Os cinco maiores hiperescaladores dos EUA — Alphabet NASDAQ:GOOG, Amazon NASDAQ:AMZN, Meta NASDAQ:META, Microsoft NASDAQ:MSFT e Oracle NYSE:ORCL — devem gastar mais de US$ 1 trilhão combinados em infraestrutura de IA em 2025 e 2026, de acordo com um relatório do Banco de Compensações Internacionais (BIS).

No entanto, esse valor subestima o gasto total, pois os hiperescaladores geralmente não constroem data centers diretamente nem mantêm dívidas relacionadas em seus balanços patrimoniais.

Em vez disso, as empresas criaram veículos de propósito específico (SPVs) que garantem financiamento de empresas de crédito privadas como a Blackstone NYSE:BX, Apollo NYSE:APO, Blue Owl NYSE:OWL e PIMCO. Os hiperescaladores então arrendam as instalações concluídas.

Essa estrutura permite que as empresas classifiquem os custos como arrendamentos operacionais, mantendo a dívida associada fora de seus balanços patrimoniais. Os compromissos relacionados a arrendamentos que não são registrados como passivos totalizam cerca de US$ 662 bilhões nas cinco empresas, disse Malek, citando uma análise da Moody's.

"Para se ter uma ideia, isso representa aproximadamente 113% da dívida ajustada mais recente dessas cinco empresas, o que significa que o valor não contabilizado é, na verdade, maior do que o valor contabilizado oficialmente", afirma ele.

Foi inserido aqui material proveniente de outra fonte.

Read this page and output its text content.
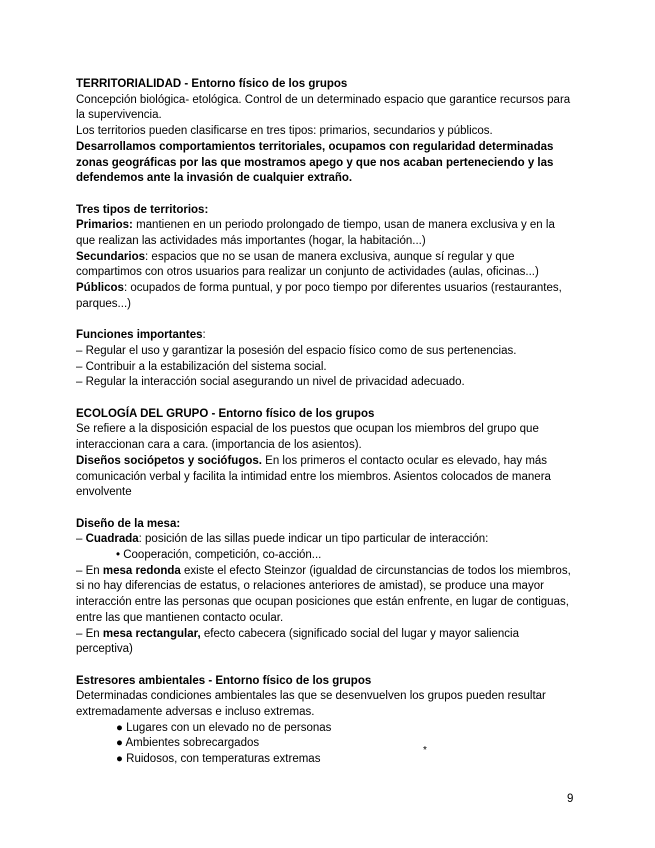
TERRITORIALIDAD - Entorno físico de los grupos

Concepción biológica- etológica. Control de un determinado espacio que garantice recursos para la supervivencia.

Los territorios pueden clasificarse en tres tipos: primarios, secundarios y públicos.

Desarrollamos comportamientos territoriales, ocupamos con regularidad determinadas zonas geográficas por las que mostramos apego y que nos acaban perteneciendo y las defendemos ante la invasión de cualquier extraño.

Tres tipos de territorios:

Primarios: mantienen en un periodo prolongado de tiempo, usan de manera exclusiva y en la que realizan las actividades más importantes (hogar, la habitación...)

Secundarios: espacios que no se usan de manera exclusiva, aunque sí regular y que compartimos con otros usuarios para realizar un conjunto de actividades (aulas, oficinas...)

Públicos: ocupados de forma puntual, y por poco tiempo por diferentes usuarios (restaurantes, parques...)

Funciones importantes:

– Regular el uso y garantizar la posesión del espacio físico como de sus pertenencias.

– Contribuir a la estabilización del sistema social.

– Regular la interacción social asegurando un nivel de privacidad adecuado.

ECOLOGÍA DEL GRUPO - Entorno físico de los grupos

Se refiere a la disposición espacial de los puestos que ocupan los miembros del grupo que interaccionan cara a cara. (importancia de los asientos).

Diseños sociópetos y sociófugos. En los primeros el contacto ocular es elevado, hay más comunicación verbal y facilita la intimidad entre los miembros. Asientos colocados de manera envolvente

Diseño de la mesa:

– Cuadrada: posición de las sillas puede indicar un tipo particular de interacción:

• Cooperación, competición, co-acción...

– En mesa redonda existe el efecto Steinzor (igualdad de circunstancias de todos los miembros, si no hay diferencias de estatus, o relaciones anteriores de amistad), se produce una mayor interacción entre las personas que ocupan posiciones que están enfrente, en lugar de contiguas, entre las que mantienen contacto ocular.

– En mesa rectangular, efecto cabecera (significado social del lugar y mayor saliencia perceptiva)

Estresores ambientales - Entorno físico de los grupos

Determinadas condiciones ambientales las que se desenvuelven los grupos pueden resultar extremadamente adversas e incluso extremas.

● Lugares con un elevado no de personas

● Ambientes sobrecargados

● Ruidosos, con temperaturas extremas

*
9
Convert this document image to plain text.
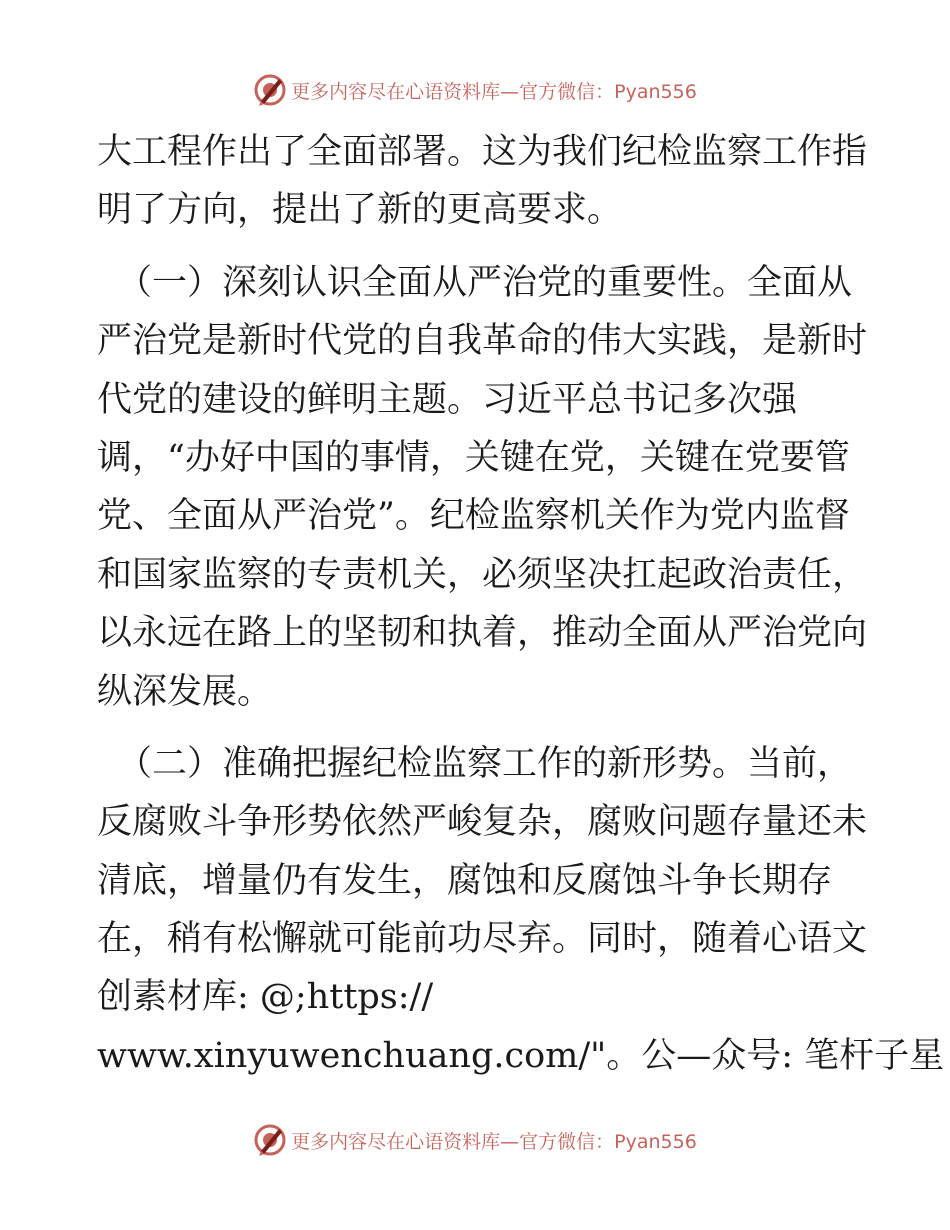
更多内容尽在心语资料库—官方微信：Pyan556
大工程作出了全面部署。这为我们纪检监察工作指
明了方向，提出了新的更高要求。
（一）深刻认识全面从严治党的重要性。全面从
严治党是新时代党的自我革命的伟大实践，是新时
代党的建设的鲜明主题。习近平总书记多次强
调，“办好中国的事情，关键在党，关键在党要管
党、全面从严治党”。纪检监察机关作为党内监督
和国家监察的专责机关，必须坚决扛起政治责任，
以永远在路上的坚韧和执着，推动全面从严治党向
纵深发展。
（二）准确把握纪检监察工作的新形势。当前，
反腐败斗争形势依然严峻复杂，腐败问题存量还未
清底，增量仍有发生，腐蚀和反腐蚀斗争长期存
在，稍有松懈就可能前功尽弃。同时，随着心语文
创素材库: @;https://
www.xinyuwenchuang.com/"。公—众号: 笔杆子星
更多内容尽在心语资料库—官方微信：Pyan556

Malek também mencionou o "financiamento circular", uma prática destacada pelo BIS na qual fabricantes de chips e hiperescaladores adquirem participações acionárias em laboratórios de IA.

Esses laboratórios, por sua vez, comprometem-se com compras plurianuais de chips e capacidade de computação, frequentemente das mesmas empresas que investiram neles.

"Não é a demanda orgânica que está impulsionando a implementação da IA. É uma demanda fabricada, e a demanda fabricada tem o poder de inflar todas as métricas até o momento em que deixa de fazê-lo", afirma ele.

Embora essas práticas não representem uma ameaça imediata à estabilidade financeira, os investidores devem monitorar atentamente o fluxo de caixa livre dos hiperescaladores em relação às projeções de despesas de capital divulgadas nas teleconferências de resultados, acrescentou ele.

"No momento em que a previsão é reduzida, toda a cadeia subjacente é reprecificada imediatamente, e é melhor prever isso do que ler sobre o assunto depois que já aconteceu", diz ele.